Mr. Obama got it wrong on teacher firings

Saturday, March 6, 2010

As a product of the public school system in Rhode Island, I believe President Obama was wrong to get involved in the firing of teachers at a Central Falls, R.I., school that was deemed to be failing its students ["Obama angers union with teacher remarks," March 2].

The problem in Central Falls, as it was at my high school, Central, is poverty. If you want to reform schools in poor neighborhoods, fight poverty. No doubt poor-quality and burned-out teachers need to be replaced, but the fundamental problem of urban schools is far deeper than that.
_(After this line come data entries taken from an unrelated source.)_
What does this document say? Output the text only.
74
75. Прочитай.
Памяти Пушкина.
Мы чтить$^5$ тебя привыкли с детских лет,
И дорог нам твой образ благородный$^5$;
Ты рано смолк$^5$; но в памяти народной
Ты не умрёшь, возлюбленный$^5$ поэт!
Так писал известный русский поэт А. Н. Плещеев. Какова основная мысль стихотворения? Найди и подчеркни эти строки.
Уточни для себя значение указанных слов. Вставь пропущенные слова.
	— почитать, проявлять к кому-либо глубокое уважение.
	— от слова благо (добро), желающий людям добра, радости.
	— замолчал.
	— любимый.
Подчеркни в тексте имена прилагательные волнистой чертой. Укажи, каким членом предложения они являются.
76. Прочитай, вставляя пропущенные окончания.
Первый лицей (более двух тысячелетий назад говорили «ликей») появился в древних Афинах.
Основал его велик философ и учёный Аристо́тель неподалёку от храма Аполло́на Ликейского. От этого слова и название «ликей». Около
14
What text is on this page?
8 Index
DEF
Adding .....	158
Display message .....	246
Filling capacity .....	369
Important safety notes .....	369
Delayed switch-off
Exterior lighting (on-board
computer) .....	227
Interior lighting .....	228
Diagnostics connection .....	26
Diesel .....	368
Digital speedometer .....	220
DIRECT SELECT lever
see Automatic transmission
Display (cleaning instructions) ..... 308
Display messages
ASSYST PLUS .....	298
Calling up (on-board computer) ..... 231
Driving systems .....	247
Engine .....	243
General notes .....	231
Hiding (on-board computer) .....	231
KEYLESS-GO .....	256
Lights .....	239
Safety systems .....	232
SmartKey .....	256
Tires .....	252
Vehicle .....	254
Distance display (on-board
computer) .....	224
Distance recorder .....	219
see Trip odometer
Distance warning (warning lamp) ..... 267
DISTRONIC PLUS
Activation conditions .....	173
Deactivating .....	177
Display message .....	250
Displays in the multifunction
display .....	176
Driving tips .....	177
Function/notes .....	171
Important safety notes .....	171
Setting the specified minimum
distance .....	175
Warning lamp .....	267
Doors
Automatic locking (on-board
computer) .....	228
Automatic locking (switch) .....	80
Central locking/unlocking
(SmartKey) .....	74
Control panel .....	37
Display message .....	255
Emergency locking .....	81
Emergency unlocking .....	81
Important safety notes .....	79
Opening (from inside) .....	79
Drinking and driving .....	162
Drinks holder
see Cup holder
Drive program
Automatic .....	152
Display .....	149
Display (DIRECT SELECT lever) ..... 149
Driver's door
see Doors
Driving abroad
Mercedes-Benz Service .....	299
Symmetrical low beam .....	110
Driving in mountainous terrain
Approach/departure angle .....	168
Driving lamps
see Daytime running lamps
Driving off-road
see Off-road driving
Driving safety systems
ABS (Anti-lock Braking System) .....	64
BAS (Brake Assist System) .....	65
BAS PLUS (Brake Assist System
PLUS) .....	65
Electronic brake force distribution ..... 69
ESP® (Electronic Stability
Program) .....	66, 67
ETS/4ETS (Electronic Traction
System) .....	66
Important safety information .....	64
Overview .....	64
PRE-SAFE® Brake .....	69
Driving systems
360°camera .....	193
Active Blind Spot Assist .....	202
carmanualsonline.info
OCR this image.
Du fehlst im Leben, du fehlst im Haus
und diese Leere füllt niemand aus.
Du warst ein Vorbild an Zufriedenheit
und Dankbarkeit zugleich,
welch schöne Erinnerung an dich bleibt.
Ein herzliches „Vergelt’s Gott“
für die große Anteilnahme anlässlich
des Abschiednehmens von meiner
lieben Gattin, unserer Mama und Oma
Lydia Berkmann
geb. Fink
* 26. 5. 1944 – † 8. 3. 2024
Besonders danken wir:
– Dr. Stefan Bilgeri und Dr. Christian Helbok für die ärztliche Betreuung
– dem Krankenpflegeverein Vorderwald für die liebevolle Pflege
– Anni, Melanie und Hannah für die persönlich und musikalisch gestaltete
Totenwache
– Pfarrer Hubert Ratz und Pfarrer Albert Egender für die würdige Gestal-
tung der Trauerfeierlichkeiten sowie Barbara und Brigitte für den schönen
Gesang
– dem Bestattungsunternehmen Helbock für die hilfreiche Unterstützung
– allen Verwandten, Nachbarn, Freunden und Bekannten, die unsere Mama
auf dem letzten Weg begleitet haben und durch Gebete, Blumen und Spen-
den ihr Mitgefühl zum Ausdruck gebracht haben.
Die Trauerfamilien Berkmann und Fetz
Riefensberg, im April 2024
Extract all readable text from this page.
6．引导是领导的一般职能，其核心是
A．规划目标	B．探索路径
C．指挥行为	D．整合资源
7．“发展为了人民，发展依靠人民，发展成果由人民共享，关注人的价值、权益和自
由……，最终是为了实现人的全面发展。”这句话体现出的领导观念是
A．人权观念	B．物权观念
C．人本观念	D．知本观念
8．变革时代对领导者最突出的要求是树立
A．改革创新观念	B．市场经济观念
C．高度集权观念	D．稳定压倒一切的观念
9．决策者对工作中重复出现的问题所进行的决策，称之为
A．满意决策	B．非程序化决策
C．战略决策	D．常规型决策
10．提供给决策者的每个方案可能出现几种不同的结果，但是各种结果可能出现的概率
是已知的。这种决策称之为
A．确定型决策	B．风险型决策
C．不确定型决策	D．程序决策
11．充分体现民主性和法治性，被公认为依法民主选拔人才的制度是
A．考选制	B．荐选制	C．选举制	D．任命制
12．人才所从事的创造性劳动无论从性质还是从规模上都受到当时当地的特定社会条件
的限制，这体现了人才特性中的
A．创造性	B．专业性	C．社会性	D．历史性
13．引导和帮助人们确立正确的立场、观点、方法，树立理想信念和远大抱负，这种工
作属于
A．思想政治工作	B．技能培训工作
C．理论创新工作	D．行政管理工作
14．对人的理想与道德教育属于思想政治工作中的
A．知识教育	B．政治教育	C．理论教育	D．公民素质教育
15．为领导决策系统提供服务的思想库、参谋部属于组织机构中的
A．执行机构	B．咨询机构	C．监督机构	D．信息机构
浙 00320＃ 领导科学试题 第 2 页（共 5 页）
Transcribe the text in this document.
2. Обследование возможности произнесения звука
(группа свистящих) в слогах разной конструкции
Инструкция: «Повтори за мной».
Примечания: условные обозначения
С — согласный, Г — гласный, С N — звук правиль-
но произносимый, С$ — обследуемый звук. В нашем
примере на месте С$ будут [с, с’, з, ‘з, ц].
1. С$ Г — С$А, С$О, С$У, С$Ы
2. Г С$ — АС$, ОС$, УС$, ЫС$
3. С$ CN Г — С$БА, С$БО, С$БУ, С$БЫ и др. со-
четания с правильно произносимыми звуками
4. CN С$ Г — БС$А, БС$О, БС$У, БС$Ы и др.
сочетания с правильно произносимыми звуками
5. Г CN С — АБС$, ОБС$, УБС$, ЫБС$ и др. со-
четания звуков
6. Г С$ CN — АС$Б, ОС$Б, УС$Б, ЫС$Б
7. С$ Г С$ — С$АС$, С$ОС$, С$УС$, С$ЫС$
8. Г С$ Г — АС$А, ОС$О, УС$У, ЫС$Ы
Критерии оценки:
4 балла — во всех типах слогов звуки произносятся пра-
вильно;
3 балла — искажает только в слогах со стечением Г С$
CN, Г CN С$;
The school is supposed to cope with all the societal ills that come with the students. The worst place many of these students can go is home. Home is often where the drugs and violence are. There is no quiet place to study.

My parents assumed I would go to college, a stop on my journey to a better life than they had. This dream has given way in many poor families to the fantasy of the quick buck, the drug hustle. A kid who has no father and little encouragement to learn is sent to school, and when that student fails, the teacher is blamed. The blame should be placed on society for not investing the necessary resources in job creation and urban and human development while it lavishes money on weapons and bank bailouts.

No Child Left Behind is a slogan used well by some, abused by others. As we struggle to improve urban public education, we should keep our eye on the fundamental problem: It's not the teachers; it's the poverty.

Tom Howarth, Washington

The writer is director of the Father McKenna Center.